Consider your vision. Wozniak recommends thinking about the big picture. What do you want your life to look like? What do you want a relationship to look like? “The post-traumatic growth trajectory is all about not being in the reactive survivor mode,” she says. “Instead, it’s about developing a way we can thrive. It’s about being very thoughtful about who we want to become, where we want to go and how we can get there.”

Take up more space. Don’t be afraid to take up physical space, Wozniak suggests. Carry your head high, roll your shoulders back, look people in the eye. Try not to shrink yourself physically in an attempt to not be seen or heard. You have as much right as anyone else to take up space in the world, plus, practicing confident body language will help you feel more confident. You can find more quick tips for displaying confident body language here.

Start using more “I” statements. “Using ‘I’ statements is empowering,” Wozniak says. So, instead of requests like “Could I maybe have a cup of coffee?”, opt for a more straightforward option: “I would like a cup of coffee.”

“When women begin to use ‘I’ statements, they reclaim themselves as full-fledged human beings who deserve to be here,” she says.

Practice speaking up. With your partner, at the coffee shop, in a classroom, at a store—there are endless places and situations to practice speaking up. Exercise your voice. Ask for what you want. One place to practice, Wozniak suggests, is as an advocate for other women.
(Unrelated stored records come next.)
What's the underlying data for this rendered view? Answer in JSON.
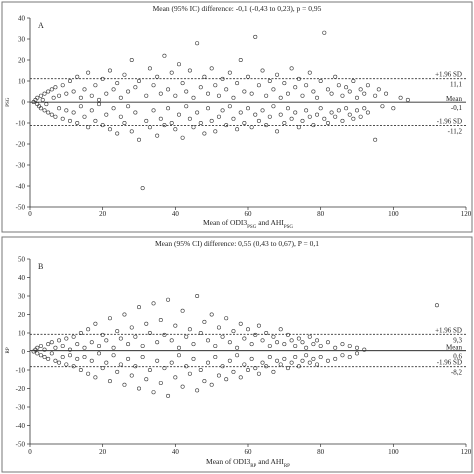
{
  "chart_data": [
    {
      "type": "scatter",
      "panel_label": "A",
      "title": "Mean (95% IC) difference: -0,1 (-0,43 to 0,23), p = 0,95",
      "xlabel": {
        "pre": "Mean of ODI3",
        "sub1": "PSG",
        "mid": " and AHI",
        "sub2": "PSG"
      },
      "ylabel_tag": "PSG",
      "xlim": [
        0,
        120
      ],
      "ylim": [
        -50,
        40
      ],
      "xticks": [
        "0",
        "20",
        "40",
        "60",
        "80",
        "100",
        "120"
      ],
      "yticks": [
        "40",
        "30",
        "20",
        "10",
        "0",
        "-10",
        "-20",
        "-30",
        "-40",
        "-50"
      ],
      "lines": {
        "mean": -0.1,
        "upper": 11.1,
        "lower": -11.2
      },
      "labels": {
        "upper": "+1.96 SD",
        "upper_val": "11,1",
        "mean": "Mean",
        "mean_val": "-0,1",
        "lower": "-1.96 SD",
        "lower_val": "-11,2"
      },
      "grid": false,
      "points": [
        [
          1,
          0
        ],
        [
          1.5,
          1
        ],
        [
          2,
          -1
        ],
        [
          2,
          2
        ],
        [
          2.5,
          -2
        ],
        [
          3,
          3
        ],
        [
          3,
          -3
        ],
        [
          3.5,
          1
        ],
        [
          4,
          4
        ],
        [
          4,
          -4
        ],
        [
          4.5,
          -1
        ],
        [
          5,
          5
        ],
        [
          5,
          -5
        ],
        [
          6,
          6
        ],
        [
          6,
          -6
        ],
        [
          6.5,
          2
        ],
        [
          7,
          -7
        ],
        [
          7,
          7
        ],
        [
          8,
          3
        ],
        [
          8,
          -3
        ],
        [
          9,
          8
        ],
        [
          9,
          -8
        ],
        [
          10,
          4
        ],
        [
          10,
          -4
        ],
        [
          11,
          10
        ],
        [
          11,
          -9
        ],
        [
          12,
          5
        ],
        [
          12,
          -5
        ],
        [
          13,
          12
        ],
        [
          13,
          -10
        ],
        [
          14,
          2
        ],
        [
          14,
          -2
        ],
        [
          15,
          6
        ],
        [
          15,
          -7
        ],
        [
          16,
          14
        ],
        [
          16,
          -12
        ],
        [
          17,
          3
        ],
        [
          17,
          -4
        ],
        [
          18,
          8
        ],
        [
          18,
          -9
        ],
        [
          19,
          1
        ],
        [
          19,
          -1
        ],
        [
          20,
          11
        ],
        [
          20,
          -11
        ],
        [
          21,
          4
        ],
        [
          21,
          -6
        ],
        [
          22,
          15
        ],
        [
          22,
          -13
        ],
        [
          23,
          6
        ],
        [
          23,
          -3
        ],
        [
          24,
          9
        ],
        [
          24,
          -15
        ],
        [
          25,
          2
        ],
        [
          25,
          -7
        ],
        [
          26,
          13
        ],
        [
          26,
          -10
        ],
        [
          27,
          5
        ],
        [
          27,
          -2
        ],
        [
          28,
          20
        ],
        [
          28,
          -14
        ],
        [
          29,
          7
        ],
        [
          29,
          -5
        ],
        [
          30,
          10
        ],
        [
          30,
          -18
        ],
        [
          31,
          -41
        ],
        [
          32,
          3
        ],
        [
          32,
          -9
        ],
        [
          33,
          16
        ],
        [
          33,
          -12
        ],
        [
          34,
          8
        ],
        [
          34,
          -4
        ],
        [
          35,
          12
        ],
        [
          35,
          -16
        ],
        [
          36,
          4
        ],
        [
          36,
          -8
        ],
        [
          37,
          22
        ],
        [
          37,
          -11
        ],
        [
          38,
          6
        ],
        [
          38,
          -3
        ],
        [
          39,
          14
        ],
        [
          39,
          -10
        ],
        [
          40,
          3
        ],
        [
          40,
          -13
        ],
        [
          41,
          18
        ],
        [
          41,
          -6
        ],
        [
          42,
          9
        ],
        [
          42,
          -17
        ],
        [
          43,
          5
        ],
        [
          43,
          -2
        ],
        [
          44,
          15
        ],
        [
          44,
          -8
        ],
        [
          45,
          2
        ],
        [
          45,
          -12
        ],
        [
          46,
          28
        ],
        [
          46,
          -5
        ],
        [
          47,
          7
        ],
        [
          47,
          -10
        ],
        [
          48,
          12
        ],
        [
          48,
          -15
        ],
        [
          49,
          4
        ],
        [
          49,
          -3
        ],
        [
          50,
          16
        ],
        [
          50,
          -9
        ],
        [
          51,
          8
        ],
        [
          51,
          -14
        ],
        [
          52,
          3
        ],
        [
          52,
          -7
        ],
        [
          53,
          11
        ],
        [
          53,
          -4
        ],
        [
          54,
          6
        ],
        [
          54,
          -11
        ],
        [
          55,
          14
        ],
        [
          55,
          -2
        ],
        [
          56,
          2
        ],
        [
          56,
          -8
        ],
        [
          57,
          9
        ],
        [
          57,
          -13
        ],
        [
          58,
          20
        ],
        [
          58,
          -5
        ],
        [
          59,
          5
        ],
        [
          59,
          -10
        ],
        [
          60,
          12
        ],
        [
          60,
          -3
        ],
        [
          61,
          4
        ],
        [
          61,
          -12
        ],
        [
          62,
          31
        ],
        [
          62,
          -6
        ],
        [
          63,
          8
        ],
        [
          63,
          -9
        ],
        [
          64,
          15
        ],
        [
          64,
          -4
        ],
        [
          65,
          3
        ],
        [
          65,
          -11
        ],
        [
          66,
          10
        ],
        [
          66,
          -7
        ],
        [
          67,
          6
        ],
        [
          67,
          -2
        ],
        [
          68,
          13
        ],
        [
          68,
          -14
        ],
        [
          69,
          2
        ],
        [
          69,
          -6
        ],
        [
          70,
          9
        ],
        [
          70,
          -10
        ],
        [
          71,
          4
        ],
        [
          71,
          -3
        ],
        [
          72,
          16
        ],
        [
          72,
          -8
        ],
        [
          73,
          7
        ],
        [
          73,
          -5
        ],
        [
          74,
          11
        ],
        [
          74,
          -12
        ],
        [
          75,
          3
        ],
        [
          75,
          -9
        ],
        [
          76,
          8
        ],
        [
          76,
          -4
        ],
        [
          77,
          14
        ],
        [
          77,
          -7
        ],
        [
          78,
          5
        ],
        [
          78,
          -11
        ],
        [
          79,
          2
        ],
        [
          79,
          -6
        ],
        [
          80,
          10
        ],
        [
          80,
          -3
        ],
        [
          81,
          33
        ],
        [
          81,
          -8
        ],
        [
          82,
          6
        ],
        [
          82,
          -10
        ],
        [
          83,
          4
        ],
        [
          83,
          -5
        ],
        [
          84,
          12
        ],
        [
          84,
          -7
        ],
        [
          85,
          8
        ],
        [
          85,
          -4
        ],
        [
          86,
          3
        ],
        [
          86,
          -9
        ],
        [
          87,
          7
        ],
        [
          87,
          -3
        ],
        [
          88,
          5
        ],
        [
          88,
          -6
        ],
        [
          89,
          10
        ],
        [
          89,
          -8
        ],
        [
          90,
          2
        ],
        [
          90,
          -4
        ],
        [
          91,
          6
        ],
        [
          91,
          -7
        ],
        [
          92,
          4
        ],
        [
          92,
          -3
        ],
        [
          93,
          8
        ],
        [
          93,
          -5
        ],
        [
          95,
          3
        ],
        [
          95,
          -18
        ],
        [
          96,
          6
        ],
        [
          97,
          -2
        ],
        [
          98,
          4
        ],
        [
          100,
          -3
        ],
        [
          102,
          2
        ],
        [
          104,
          1
        ]
      ]
    },
    {
      "type": "scatter",
      "panel_label": "B",
      "title": "Mean (95% CI) difference: 0,55 (0,43 to 0,67), P = 0,1",
      "xlabel": {
        "pre": "Mean of ODI3",
        "sub1": "RP",
        "mid": " and AHI",
        "sub2": "RP"
      },
      "ylabel_tag": "RP",
      "xlim": [
        0,
        120
      ],
      "ylim": [
        -50,
        50
      ],
      "xticks": [
        "0",
        "20",
        "40",
        "60",
        "80",
        "100",
        "120"
      ],
      "yticks": [
        "50",
        "40",
        "30",
        "20",
        "10",
        "0",
        "-10",
        "-20",
        "-30",
        "-40",
        "-50"
      ],
      "lines": {
        "mean": 0.6,
        "upper": 9.3,
        "lower": -8.2
      },
      "labels": {
        "upper": "+1.96 SD",
        "upper_val": "9,3",
        "mean": "Mean",
        "mean_val": "0,6",
        "lower": "-1.96 SD",
        "lower_val": "-8,2"
      },
      "grid": false,
      "points": [
        [
          1,
          0
        ],
        [
          1.5,
          1
        ],
        [
          2,
          -1
        ],
        [
          2,
          2
        ],
        [
          3,
          -2
        ],
        [
          3,
          3
        ],
        [
          4,
          -3
        ],
        [
          4,
          1
        ],
        [
          5,
          4
        ],
        [
          5,
          -4
        ],
        [
          6,
          -1
        ],
        [
          6,
          5
        ],
        [
          7,
          -5
        ],
        [
          7,
          2
        ],
        [
          8,
          6
        ],
        [
          8,
          -6
        ],
        [
          9,
          3
        ],
        [
          9,
          -3
        ],
        [
          10,
          7
        ],
        [
          10,
          -7
        ],
        [
          11,
          1
        ],
        [
          11,
          -2
        ],
        [
          12,
          8
        ],
        [
          12,
          -8
        ],
        [
          13,
          4
        ],
        [
          13,
          -4
        ],
        [
          14,
          10
        ],
        [
          14,
          -10
        ],
        [
          15,
          2
        ],
        [
          15,
          -3
        ],
        [
          16,
          12
        ],
        [
          16,
          -12
        ],
        [
          17,
          5
        ],
        [
          17,
          -5
        ],
        [
          18,
          15
        ],
        [
          18,
          -14
        ],
        [
          19,
          3
        ],
        [
          19,
          -1
        ],
        [
          20,
          9
        ],
        [
          20,
          -9
        ],
        [
          21,
          6
        ],
        [
          21,
          -6
        ],
        [
          22,
          18
        ],
        [
          22,
          -16
        ],
        [
          23,
          2
        ],
        [
          23,
          -2
        ],
        [
          24,
          11
        ],
        [
          24,
          -11
        ],
        [
          25,
          7
        ],
        [
          25,
          -7
        ],
        [
          26,
          20
        ],
        [
          26,
          -18
        ],
        [
          27,
          4
        ],
        [
          27,
          -4
        ],
        [
          28,
          13
        ],
        [
          28,
          -13
        ],
        [
          29,
          8
        ],
        [
          29,
          -8
        ],
        [
          30,
          24
        ],
        [
          30,
          -20
        ],
        [
          31,
          3
        ],
        [
          31,
          -3
        ],
        [
          32,
          15
        ],
        [
          32,
          -15
        ],
        [
          33,
          10
        ],
        [
          33,
          -10
        ],
        [
          34,
          26
        ],
        [
          34,
          -22
        ],
        [
          35,
          5
        ],
        [
          35,
          -5
        ],
        [
          36,
          17
        ],
        [
          36,
          -17
        ],
        [
          37,
          9
        ],
        [
          37,
          -9
        ],
        [
          38,
          28
        ],
        [
          38,
          -24
        ],
        [
          39,
          6
        ],
        [
          39,
          -6
        ],
        [
          40,
          14
        ],
        [
          40,
          -14
        ],
        [
          41,
          2
        ],
        [
          41,
          -2
        ],
        [
          42,
          22
        ],
        [
          42,
          -19
        ],
        [
          43,
          8
        ],
        [
          43,
          -8
        ],
        [
          44,
          12
        ],
        [
          44,
          -12
        ],
        [
          45,
          4
        ],
        [
          45,
          -4
        ],
        [
          46,
          30
        ],
        [
          46,
          -21
        ],
        [
          47,
          10
        ],
        [
          47,
          -10
        ],
        [
          48,
          16
        ],
        [
          48,
          -16
        ],
        [
          49,
          6
        ],
        [
          49,
          -6
        ],
        [
          50,
          20
        ],
        [
          50,
          -18
        ],
        [
          51,
          3
        ],
        [
          51,
          -3
        ],
        [
          52,
          13
        ],
        [
          52,
          -13
        ],
        [
          53,
          8
        ],
        [
          53,
          -8
        ],
        [
          54,
          18
        ],
        [
          54,
          -15
        ],
        [
          55,
          5
        ],
        [
          55,
          -5
        ],
        [
          56,
          11
        ],
        [
          56,
          -11
        ],
        [
          57,
          2
        ],
        [
          57,
          -2
        ],
        [
          58,
          15
        ],
        [
          58,
          -14
        ],
        [
          59,
          7
        ],
        [
          59,
          -7
        ],
        [
          60,
          12
        ],
        [
          60,
          -10
        ],
        [
          61,
          4
        ],
        [
          61,
          -4
        ],
        [
          62,
          9
        ],
        [
          62,
          -9
        ],
        [
          63,
          14
        ],
        [
          63,
          -12
        ],
        [
          64,
          6
        ],
        [
          64,
          -6
        ],
        [
          65,
          10
        ],
        [
          65,
          -8
        ],
        [
          66,
          3
        ],
        [
          66,
          -3
        ],
        [
          67,
          8
        ],
        [
          67,
          -11
        ],
        [
          68,
          5
        ],
        [
          68,
          -5
        ],
        [
          69,
          12
        ],
        [
          69,
          -7
        ],
        [
          70,
          4
        ],
        [
          70,
          -4
        ],
        [
          71,
          9
        ],
        [
          71,
          -9
        ],
        [
          72,
          6
        ],
        [
          72,
          -6
        ],
        [
          73,
          3
        ],
        [
          73,
          -3
        ],
        [
          74,
          7
        ],
        [
          74,
          -8
        ],
        [
          75,
          5
        ],
        [
          75,
          -5
        ],
        [
          76,
          2
        ],
        [
          76,
          -2
        ],
        [
          77,
          8
        ],
        [
          77,
          -6
        ],
        [
          78,
          4
        ],
        [
          78,
          -4
        ],
        [
          79,
          6
        ],
        [
          79,
          -7
        ],
        [
          80,
          3
        ],
        [
          80,
          -3
        ],
        [
          82,
          5
        ],
        [
          82,
          -5
        ],
        [
          84,
          2
        ],
        [
          84,
          -4
        ],
        [
          86,
          4
        ],
        [
          86,
          -2
        ],
        [
          88,
          3
        ],
        [
          88,
          -3
        ],
        [
          90,
          2
        ],
        [
          90,
          -1
        ],
        [
          92,
          1
        ],
        [
          112,
          25
        ]
      ]
    }
  ]
}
Participate in events at your state legislature, or volunteer at a shelter. “Any kind of advocacy can be really helpful in reclaiming your voice,” she says.

Find what makes you happy. “When women first leave, they’re just trying to survive,” Wozniak says. “It’s important to move past survival and focus on flourishing.” So, find the things that give you joy.

“We need to be in a joy-filled space to be able to heal,” she says.